The new medicine helped most of the herd. Maybe it was her age. Maybe it was the extent of the damage to her digestive tract. Maybe it was the number of kids that she had produced. I fed special food. I repeated the thiabendazole over and over. Nothing worked. The days went by. Weeks went by. And finally it came. The stark reality of hopelessness settled in when she could no longer rise. Only then did I realize that our time together had made this nameless goat special to me. She was no longer just another of our hundreds of goats. She had become a part of me and it seemed that I had become a part of her. The reality of her impending death put a large lump in me throat and blurred my vision.
She was part of my responsibility. I had done this task before and knew it was time to do it again. While it may seem strange in today’s word, most ten-year-olds I knew had access to guns. I had my own, a highly prized 410 gauge shotgun. With a 3 inch shell in my pocket I took the weapon from the closet in my bedroom and pulled the red wagon from the yard to the tree in the sick pen where the old goat was semiconscious on a mat of hay. In her wasted state it was easy to load her into the wagon. The trip through the pasture was harder. The rocks! The cedar brush! The blurry trail! Then we were there! I found a place under a large oak and propped her up as comfortably as possible. We just sat there a while. Thinking. Wishing. Then it was time.
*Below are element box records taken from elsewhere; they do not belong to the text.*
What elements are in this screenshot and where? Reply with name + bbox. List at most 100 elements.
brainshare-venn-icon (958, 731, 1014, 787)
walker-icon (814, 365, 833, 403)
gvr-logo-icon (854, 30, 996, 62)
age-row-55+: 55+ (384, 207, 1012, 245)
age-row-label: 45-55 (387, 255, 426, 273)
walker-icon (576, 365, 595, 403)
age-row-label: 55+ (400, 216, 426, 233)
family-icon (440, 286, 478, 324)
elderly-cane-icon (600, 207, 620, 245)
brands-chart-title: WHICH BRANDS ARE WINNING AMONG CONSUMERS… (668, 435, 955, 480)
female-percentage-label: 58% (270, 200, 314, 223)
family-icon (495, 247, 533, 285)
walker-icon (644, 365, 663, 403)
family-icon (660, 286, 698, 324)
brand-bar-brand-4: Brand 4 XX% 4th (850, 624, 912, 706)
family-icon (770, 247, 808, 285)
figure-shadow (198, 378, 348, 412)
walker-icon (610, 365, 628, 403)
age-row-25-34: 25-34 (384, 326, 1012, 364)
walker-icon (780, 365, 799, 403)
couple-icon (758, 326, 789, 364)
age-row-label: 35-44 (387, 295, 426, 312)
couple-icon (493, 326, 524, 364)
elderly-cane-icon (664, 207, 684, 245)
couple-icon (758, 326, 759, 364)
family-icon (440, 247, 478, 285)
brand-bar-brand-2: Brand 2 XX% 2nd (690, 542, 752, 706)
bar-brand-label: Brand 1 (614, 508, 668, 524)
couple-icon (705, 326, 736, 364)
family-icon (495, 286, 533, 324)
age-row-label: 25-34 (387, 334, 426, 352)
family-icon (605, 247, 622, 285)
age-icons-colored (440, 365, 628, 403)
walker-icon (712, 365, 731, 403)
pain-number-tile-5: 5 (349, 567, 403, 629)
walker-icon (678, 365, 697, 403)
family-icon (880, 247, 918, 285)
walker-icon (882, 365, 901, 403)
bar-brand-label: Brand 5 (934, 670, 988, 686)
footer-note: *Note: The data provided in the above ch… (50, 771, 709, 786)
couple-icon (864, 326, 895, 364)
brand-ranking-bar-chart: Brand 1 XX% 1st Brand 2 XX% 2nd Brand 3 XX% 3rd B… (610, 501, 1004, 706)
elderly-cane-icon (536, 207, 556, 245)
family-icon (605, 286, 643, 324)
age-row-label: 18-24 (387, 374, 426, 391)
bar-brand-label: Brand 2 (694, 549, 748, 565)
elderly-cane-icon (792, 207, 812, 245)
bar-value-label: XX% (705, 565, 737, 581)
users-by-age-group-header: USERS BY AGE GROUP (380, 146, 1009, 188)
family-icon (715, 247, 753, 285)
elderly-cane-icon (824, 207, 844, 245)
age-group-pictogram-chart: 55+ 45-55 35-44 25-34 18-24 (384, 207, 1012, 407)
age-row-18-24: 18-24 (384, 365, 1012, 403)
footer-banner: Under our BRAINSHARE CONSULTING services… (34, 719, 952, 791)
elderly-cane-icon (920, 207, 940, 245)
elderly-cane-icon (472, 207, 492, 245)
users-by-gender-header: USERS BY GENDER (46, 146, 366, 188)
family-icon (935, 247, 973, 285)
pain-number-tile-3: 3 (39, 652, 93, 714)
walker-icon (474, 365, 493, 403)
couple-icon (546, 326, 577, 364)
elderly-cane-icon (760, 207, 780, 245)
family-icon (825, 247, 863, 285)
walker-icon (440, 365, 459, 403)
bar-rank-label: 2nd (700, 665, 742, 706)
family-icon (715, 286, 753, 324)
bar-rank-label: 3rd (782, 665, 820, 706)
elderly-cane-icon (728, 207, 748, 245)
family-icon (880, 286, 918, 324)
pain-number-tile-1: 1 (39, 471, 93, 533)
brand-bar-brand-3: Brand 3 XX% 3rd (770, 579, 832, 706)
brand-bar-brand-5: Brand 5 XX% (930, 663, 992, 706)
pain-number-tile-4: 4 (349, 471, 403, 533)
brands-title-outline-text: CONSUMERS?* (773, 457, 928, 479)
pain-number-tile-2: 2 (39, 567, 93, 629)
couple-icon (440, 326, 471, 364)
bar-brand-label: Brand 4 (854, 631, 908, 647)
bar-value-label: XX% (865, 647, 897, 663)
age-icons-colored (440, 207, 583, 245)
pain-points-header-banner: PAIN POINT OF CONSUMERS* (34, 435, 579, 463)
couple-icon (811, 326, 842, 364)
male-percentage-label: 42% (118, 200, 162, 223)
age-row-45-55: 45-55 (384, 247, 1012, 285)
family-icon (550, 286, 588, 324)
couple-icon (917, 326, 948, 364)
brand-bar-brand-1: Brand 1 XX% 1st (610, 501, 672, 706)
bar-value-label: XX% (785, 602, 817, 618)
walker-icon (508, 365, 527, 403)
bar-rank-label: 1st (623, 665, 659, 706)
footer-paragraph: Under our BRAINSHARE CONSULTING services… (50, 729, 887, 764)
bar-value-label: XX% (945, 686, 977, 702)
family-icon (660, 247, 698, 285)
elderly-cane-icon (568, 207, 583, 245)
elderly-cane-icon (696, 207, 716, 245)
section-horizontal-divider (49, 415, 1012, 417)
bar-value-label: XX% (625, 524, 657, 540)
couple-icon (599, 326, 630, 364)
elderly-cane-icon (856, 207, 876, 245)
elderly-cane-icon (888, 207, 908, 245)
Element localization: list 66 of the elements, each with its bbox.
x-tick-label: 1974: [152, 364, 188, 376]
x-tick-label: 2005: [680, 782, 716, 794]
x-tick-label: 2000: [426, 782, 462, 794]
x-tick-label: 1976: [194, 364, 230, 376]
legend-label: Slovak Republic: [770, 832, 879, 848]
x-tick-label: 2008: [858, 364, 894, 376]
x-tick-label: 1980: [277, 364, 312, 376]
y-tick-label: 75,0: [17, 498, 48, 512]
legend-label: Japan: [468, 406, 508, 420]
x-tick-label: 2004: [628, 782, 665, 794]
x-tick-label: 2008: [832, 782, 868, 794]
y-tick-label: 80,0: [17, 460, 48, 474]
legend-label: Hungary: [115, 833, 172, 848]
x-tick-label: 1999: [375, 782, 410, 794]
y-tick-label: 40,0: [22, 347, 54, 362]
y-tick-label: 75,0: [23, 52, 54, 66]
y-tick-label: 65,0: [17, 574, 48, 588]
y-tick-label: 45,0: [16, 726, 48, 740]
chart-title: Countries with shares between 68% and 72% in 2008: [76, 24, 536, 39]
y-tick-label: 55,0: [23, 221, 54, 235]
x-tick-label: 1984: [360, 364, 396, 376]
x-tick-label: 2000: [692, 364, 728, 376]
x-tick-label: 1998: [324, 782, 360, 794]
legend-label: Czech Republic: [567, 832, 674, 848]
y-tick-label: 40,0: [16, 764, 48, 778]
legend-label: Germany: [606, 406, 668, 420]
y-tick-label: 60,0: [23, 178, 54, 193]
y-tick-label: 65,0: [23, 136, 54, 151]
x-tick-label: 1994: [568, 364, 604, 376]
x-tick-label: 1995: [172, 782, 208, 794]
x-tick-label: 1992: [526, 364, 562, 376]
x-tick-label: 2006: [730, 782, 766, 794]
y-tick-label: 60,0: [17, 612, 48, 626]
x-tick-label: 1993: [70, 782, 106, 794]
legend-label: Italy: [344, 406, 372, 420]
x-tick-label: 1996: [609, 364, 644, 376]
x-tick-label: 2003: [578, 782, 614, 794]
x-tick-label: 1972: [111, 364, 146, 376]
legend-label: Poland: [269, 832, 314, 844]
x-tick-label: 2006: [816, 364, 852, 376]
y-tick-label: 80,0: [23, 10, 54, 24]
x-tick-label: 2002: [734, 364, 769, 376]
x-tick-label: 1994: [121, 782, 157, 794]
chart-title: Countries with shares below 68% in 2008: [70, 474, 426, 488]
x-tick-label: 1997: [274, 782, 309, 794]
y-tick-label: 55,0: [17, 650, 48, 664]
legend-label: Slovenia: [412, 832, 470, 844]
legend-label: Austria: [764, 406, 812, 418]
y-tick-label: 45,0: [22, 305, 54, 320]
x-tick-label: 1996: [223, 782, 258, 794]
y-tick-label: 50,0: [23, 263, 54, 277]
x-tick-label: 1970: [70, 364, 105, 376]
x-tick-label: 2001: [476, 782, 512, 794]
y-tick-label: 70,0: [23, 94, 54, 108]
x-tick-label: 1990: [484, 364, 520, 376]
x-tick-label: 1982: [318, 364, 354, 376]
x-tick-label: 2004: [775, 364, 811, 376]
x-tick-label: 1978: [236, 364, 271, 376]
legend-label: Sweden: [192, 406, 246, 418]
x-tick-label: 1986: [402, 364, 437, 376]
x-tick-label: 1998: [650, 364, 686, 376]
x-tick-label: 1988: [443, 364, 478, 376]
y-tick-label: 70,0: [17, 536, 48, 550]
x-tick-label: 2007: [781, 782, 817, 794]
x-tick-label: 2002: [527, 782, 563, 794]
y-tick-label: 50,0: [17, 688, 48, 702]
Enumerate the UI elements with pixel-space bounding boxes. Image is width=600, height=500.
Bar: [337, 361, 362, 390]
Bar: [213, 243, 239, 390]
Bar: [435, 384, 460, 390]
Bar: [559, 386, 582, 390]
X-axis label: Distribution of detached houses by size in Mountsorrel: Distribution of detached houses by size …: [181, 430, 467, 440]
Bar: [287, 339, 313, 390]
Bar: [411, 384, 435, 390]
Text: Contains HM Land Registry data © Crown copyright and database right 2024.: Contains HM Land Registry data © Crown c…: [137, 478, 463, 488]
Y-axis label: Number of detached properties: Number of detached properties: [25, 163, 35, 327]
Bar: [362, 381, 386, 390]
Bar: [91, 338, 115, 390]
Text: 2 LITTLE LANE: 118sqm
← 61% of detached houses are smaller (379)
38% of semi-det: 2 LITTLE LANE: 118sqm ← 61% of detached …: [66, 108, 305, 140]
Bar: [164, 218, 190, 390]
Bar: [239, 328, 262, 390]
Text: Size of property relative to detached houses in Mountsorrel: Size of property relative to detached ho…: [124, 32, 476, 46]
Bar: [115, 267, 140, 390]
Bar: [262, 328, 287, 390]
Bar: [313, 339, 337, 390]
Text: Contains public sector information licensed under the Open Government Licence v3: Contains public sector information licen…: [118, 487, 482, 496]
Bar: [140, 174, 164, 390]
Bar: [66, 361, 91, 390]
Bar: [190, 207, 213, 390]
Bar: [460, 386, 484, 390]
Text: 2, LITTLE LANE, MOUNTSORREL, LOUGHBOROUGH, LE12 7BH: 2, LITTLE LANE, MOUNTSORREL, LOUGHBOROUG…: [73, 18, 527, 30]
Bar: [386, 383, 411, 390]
The aim was careful. Just a quick flash and she stiffened briefly as the crimson ran down her face. The wagon bounced over the rocks easier without the load. But the trail was still blurry.
In over 30 years of veterinary practice I have been called on to end the lives of hundreds of animals. People often ask if it bothers me. Of course it bothers me! As a ten year old on a trail in the back of nowhere I walked alone with an empty red wagon and prayed that someday God would grant me the ability to help his creatures. That prayer was answered. I couldn’t count the births. I couldn’t count the repaired bones or removed tumors. My prayer really was answered. But in the quiet sobs of a family in my exam room I still feel the trail blur. I’ve learned not to look at the sad eyes. I’ve been trained to say the right words. But in the quiet places of my heart there are still rocks on the trail and the wagon still bounces with a painful emptiness.